Avant de proposer toute modification des prescriptions en vigueur, nous devons
nous assurer que les exploitants de ces installations, notamment les
collectivités territoriales ou leurs groupements, respectent la réglementation
actuelle.
Qu'en est-il aujourd'hui ?
Pour ce qui concerne les incinérateurs d'une capacité supérieure à six tonnes
par heure, à la fin de 1996, seuls trente, sur un parc d'environ soixante-dix
installations, étaient en conformité ; à la fin de 2001, soixante-treize unités
sur soixante-quinze sont désormais en conformité. Il en reste encore deux !
Pour ce qui concerne les incinérateurs d'une capacité inférieure à six tonnes
par heure, sur un parc initial de cent quatre-vingt-huit installations, cent
quatre unités ont été fermées entre 1998 et 2001. Aujourd'hui, seules
trente-huit installations sont en conformité, sur un total de
quatre-vingt-quatre installations. Cette situation n'est pas bonne. Quatre
autres unités ont engagé des travaux qui devraient conduire à une cessation de
la situation d'infraction avant la fin du premier trimestre 2002. Quarante-deux
unités d'une capacité inférieure à six tonnes par heure demeurent en
fonctionnement alors qu'elles ne respectent pas la réglementation.

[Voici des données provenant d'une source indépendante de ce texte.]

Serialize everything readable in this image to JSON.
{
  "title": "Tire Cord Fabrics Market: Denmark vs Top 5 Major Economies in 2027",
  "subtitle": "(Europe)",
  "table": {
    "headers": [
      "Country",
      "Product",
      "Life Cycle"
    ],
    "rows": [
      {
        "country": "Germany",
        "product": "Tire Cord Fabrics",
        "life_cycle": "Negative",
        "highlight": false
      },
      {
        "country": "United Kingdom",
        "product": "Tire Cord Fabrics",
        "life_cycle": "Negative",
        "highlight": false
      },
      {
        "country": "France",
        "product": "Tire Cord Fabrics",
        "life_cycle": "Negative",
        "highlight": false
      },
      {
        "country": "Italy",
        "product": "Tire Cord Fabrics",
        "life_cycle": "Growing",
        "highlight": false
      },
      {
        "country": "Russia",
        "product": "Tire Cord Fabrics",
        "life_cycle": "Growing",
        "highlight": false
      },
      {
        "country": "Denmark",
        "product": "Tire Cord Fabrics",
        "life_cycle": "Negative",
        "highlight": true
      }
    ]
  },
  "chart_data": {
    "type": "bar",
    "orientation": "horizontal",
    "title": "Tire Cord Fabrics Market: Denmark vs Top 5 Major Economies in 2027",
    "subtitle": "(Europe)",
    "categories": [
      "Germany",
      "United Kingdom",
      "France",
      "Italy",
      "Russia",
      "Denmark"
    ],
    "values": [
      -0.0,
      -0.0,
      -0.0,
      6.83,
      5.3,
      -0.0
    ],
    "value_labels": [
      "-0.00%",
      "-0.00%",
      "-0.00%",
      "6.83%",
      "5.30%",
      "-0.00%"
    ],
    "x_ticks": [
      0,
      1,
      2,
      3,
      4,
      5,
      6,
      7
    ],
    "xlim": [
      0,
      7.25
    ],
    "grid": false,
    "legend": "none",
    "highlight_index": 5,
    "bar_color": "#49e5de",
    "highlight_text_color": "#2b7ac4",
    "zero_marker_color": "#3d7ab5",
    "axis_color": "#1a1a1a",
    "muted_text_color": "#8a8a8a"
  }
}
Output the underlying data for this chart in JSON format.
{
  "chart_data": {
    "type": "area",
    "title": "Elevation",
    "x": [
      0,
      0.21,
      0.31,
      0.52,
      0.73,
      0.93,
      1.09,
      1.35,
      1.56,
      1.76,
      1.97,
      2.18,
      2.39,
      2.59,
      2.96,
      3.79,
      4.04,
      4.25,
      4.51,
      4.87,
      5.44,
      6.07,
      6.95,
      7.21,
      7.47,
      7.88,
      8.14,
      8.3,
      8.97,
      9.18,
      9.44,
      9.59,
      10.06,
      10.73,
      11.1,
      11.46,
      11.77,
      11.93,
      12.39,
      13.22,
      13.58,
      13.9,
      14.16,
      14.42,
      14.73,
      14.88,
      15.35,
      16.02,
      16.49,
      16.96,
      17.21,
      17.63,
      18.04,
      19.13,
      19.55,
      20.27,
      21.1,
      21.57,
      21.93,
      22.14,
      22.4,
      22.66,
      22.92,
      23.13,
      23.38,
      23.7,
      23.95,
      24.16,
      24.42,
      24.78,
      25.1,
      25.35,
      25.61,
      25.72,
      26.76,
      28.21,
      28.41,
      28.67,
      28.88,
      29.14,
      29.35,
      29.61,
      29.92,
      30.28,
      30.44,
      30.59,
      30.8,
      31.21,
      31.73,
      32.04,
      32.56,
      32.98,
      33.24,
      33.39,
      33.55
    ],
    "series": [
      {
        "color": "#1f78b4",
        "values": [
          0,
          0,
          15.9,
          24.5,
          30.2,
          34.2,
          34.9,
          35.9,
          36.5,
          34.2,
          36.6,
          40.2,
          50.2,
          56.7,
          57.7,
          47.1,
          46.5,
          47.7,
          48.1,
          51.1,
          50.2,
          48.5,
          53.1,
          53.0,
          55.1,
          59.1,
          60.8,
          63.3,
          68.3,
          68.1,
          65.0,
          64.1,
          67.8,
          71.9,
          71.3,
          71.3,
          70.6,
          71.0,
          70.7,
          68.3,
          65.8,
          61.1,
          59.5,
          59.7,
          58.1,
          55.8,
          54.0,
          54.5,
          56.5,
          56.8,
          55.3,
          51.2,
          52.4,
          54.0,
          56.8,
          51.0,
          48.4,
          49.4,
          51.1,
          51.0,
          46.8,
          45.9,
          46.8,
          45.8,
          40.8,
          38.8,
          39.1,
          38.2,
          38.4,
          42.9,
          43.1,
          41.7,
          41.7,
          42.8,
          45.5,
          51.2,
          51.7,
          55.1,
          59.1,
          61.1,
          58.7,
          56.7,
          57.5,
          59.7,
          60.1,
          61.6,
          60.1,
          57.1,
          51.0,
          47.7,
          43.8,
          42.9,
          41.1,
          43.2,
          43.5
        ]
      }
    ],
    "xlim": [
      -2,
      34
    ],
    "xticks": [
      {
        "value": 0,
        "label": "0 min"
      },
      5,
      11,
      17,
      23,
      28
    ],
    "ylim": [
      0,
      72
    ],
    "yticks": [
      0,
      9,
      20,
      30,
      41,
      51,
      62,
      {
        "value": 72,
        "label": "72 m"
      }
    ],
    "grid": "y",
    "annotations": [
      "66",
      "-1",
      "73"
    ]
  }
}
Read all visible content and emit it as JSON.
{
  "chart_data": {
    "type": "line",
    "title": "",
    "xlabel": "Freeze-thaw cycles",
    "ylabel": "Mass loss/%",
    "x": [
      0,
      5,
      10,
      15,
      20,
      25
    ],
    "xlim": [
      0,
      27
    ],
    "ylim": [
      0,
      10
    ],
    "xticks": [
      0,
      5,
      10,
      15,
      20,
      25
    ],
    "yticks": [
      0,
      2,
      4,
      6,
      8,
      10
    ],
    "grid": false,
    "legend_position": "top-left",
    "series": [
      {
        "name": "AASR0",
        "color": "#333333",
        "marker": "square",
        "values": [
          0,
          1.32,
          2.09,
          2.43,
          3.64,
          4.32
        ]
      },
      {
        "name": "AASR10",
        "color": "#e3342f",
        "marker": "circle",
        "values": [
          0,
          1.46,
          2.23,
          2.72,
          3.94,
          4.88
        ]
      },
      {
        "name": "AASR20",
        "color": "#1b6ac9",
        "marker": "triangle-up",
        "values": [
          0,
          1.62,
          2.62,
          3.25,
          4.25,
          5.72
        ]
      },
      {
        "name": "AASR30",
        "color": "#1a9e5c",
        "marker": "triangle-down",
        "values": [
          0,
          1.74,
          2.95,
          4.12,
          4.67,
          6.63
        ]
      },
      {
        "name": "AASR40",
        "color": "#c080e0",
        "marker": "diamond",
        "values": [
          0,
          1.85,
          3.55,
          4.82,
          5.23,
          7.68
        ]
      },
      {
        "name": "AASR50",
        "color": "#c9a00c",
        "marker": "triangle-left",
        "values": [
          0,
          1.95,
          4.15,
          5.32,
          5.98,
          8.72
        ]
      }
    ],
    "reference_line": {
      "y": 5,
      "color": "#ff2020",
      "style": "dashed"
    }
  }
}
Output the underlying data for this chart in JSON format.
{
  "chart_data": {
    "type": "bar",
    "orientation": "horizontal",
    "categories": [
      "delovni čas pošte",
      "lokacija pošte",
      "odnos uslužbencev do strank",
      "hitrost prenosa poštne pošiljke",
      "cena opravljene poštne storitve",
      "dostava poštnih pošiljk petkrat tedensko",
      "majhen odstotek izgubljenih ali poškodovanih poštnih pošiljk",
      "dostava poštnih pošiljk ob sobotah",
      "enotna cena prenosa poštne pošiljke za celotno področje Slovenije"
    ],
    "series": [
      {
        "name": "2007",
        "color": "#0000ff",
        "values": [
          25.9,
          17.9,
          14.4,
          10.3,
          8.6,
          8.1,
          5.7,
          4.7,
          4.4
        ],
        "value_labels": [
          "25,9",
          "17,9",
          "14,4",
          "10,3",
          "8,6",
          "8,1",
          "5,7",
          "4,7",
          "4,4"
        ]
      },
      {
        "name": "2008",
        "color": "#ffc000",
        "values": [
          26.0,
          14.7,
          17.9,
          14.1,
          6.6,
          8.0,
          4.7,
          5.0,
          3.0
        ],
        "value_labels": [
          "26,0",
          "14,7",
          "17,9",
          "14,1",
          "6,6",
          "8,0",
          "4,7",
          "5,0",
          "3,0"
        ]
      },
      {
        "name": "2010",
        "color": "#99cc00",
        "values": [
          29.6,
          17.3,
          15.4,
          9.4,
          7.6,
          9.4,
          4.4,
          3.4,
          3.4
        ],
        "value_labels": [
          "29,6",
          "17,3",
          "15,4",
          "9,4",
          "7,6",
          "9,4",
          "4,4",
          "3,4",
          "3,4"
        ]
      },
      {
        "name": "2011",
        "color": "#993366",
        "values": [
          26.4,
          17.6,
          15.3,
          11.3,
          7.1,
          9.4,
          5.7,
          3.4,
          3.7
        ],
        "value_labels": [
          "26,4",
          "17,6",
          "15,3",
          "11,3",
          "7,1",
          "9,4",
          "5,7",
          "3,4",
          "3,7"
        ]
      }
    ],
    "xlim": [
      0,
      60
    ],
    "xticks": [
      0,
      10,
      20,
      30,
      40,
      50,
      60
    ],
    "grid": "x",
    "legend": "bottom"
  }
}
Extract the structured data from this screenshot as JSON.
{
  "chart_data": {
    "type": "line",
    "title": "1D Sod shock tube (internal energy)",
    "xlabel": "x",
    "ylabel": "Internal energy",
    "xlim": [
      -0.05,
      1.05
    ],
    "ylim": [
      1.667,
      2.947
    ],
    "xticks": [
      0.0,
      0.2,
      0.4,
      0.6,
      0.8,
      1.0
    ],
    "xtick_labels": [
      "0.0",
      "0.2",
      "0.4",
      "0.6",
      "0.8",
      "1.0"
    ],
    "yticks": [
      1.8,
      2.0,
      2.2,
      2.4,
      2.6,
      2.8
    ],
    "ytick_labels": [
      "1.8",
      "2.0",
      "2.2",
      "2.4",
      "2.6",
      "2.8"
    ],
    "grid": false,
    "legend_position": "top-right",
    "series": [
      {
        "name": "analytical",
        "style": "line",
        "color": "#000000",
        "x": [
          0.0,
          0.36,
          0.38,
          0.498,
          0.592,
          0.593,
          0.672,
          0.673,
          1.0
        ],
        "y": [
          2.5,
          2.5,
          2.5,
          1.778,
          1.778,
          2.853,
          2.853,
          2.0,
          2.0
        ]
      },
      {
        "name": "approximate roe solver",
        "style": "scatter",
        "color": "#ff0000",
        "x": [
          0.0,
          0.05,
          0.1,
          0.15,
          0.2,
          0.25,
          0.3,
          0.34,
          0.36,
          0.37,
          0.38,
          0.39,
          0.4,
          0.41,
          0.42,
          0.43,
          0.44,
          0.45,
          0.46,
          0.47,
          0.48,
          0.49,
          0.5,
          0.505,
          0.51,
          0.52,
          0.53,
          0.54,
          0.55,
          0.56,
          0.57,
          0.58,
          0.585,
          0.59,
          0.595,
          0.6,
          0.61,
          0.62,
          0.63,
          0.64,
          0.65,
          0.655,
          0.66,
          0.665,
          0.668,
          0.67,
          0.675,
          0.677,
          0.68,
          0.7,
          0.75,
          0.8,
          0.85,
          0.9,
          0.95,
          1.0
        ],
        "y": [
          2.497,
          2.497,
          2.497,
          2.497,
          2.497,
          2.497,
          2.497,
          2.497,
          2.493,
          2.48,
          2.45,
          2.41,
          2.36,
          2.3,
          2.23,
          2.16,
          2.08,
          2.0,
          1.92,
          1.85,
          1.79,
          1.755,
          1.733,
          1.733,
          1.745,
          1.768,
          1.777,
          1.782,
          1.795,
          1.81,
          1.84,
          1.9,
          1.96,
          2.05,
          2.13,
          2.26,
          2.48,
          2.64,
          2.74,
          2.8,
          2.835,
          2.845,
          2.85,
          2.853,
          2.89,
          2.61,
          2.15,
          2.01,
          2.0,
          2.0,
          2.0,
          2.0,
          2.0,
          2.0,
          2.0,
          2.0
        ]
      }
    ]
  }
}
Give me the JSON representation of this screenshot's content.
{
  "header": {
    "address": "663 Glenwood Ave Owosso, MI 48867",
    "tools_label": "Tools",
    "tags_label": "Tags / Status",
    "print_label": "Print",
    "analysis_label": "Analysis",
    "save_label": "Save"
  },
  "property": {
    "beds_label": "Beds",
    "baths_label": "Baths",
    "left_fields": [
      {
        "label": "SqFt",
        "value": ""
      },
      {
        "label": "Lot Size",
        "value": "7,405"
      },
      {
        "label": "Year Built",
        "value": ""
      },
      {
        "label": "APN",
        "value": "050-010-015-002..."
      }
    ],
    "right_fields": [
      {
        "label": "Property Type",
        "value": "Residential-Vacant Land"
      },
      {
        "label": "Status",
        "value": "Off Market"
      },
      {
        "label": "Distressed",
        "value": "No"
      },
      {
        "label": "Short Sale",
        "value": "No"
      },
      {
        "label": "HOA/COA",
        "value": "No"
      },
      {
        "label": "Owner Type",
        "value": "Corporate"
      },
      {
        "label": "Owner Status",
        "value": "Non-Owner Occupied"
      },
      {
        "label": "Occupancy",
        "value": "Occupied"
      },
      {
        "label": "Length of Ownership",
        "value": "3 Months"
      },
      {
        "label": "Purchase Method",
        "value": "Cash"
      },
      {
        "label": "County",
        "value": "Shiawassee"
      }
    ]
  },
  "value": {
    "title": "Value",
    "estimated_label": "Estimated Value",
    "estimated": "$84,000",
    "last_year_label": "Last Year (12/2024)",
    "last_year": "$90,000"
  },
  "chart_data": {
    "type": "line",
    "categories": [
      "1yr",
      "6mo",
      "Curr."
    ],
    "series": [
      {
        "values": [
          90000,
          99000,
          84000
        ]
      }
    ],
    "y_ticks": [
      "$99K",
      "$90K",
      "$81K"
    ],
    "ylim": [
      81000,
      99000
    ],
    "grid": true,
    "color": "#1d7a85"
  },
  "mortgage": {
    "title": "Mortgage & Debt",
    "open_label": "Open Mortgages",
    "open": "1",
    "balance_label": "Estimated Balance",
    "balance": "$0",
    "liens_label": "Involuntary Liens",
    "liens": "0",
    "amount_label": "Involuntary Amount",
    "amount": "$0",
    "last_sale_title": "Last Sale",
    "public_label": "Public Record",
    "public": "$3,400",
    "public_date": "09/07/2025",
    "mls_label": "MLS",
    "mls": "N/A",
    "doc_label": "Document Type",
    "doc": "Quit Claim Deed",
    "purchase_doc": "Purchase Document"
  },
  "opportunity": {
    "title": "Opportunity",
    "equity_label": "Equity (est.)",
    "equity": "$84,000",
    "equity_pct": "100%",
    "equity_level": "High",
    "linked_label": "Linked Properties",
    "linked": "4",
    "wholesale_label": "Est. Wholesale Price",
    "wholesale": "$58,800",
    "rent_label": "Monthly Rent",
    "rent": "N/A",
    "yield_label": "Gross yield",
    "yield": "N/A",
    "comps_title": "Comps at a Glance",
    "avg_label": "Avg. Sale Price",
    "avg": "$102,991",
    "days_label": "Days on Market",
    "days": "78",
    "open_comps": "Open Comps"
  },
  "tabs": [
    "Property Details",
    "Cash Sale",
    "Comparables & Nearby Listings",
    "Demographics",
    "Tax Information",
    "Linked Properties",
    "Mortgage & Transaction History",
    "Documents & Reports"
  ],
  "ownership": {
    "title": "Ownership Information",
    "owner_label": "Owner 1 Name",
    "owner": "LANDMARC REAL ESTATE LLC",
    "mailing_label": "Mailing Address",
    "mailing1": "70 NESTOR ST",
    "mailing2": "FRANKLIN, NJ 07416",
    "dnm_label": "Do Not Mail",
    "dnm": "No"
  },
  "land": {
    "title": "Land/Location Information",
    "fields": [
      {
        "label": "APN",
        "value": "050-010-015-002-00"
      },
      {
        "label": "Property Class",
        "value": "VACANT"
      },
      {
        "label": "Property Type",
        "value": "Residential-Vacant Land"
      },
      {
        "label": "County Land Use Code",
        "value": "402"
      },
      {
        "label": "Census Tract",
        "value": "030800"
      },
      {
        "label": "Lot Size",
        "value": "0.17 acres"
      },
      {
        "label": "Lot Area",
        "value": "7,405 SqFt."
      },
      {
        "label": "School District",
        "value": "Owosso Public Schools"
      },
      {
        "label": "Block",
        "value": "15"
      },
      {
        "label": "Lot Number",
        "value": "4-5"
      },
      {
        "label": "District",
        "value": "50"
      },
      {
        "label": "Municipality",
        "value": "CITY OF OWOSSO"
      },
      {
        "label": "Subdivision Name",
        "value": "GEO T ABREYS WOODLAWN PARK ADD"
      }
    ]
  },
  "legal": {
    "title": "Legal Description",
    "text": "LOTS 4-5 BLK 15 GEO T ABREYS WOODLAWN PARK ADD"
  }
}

J'ai informé, à plusieurs reprises, les préfets des départements où se
trouvent ces incinérateurs non conformes des dommages importants constatés à
Gilly-sur-Isère et je leur ai rappelé, en novembre, puis en décembre 2001, la
nécessité d'engager rapidement les actions administratives nécessaires pour
faire cesser l'exploitation d'installations qui ne respectent pas la
réglementation en vigueur. A cet effet, j'envisage de rencontrer de nouveau
prochainement les principaux préfets concernés par des incinérateurs non
conformes, et ils sont encore nombreux.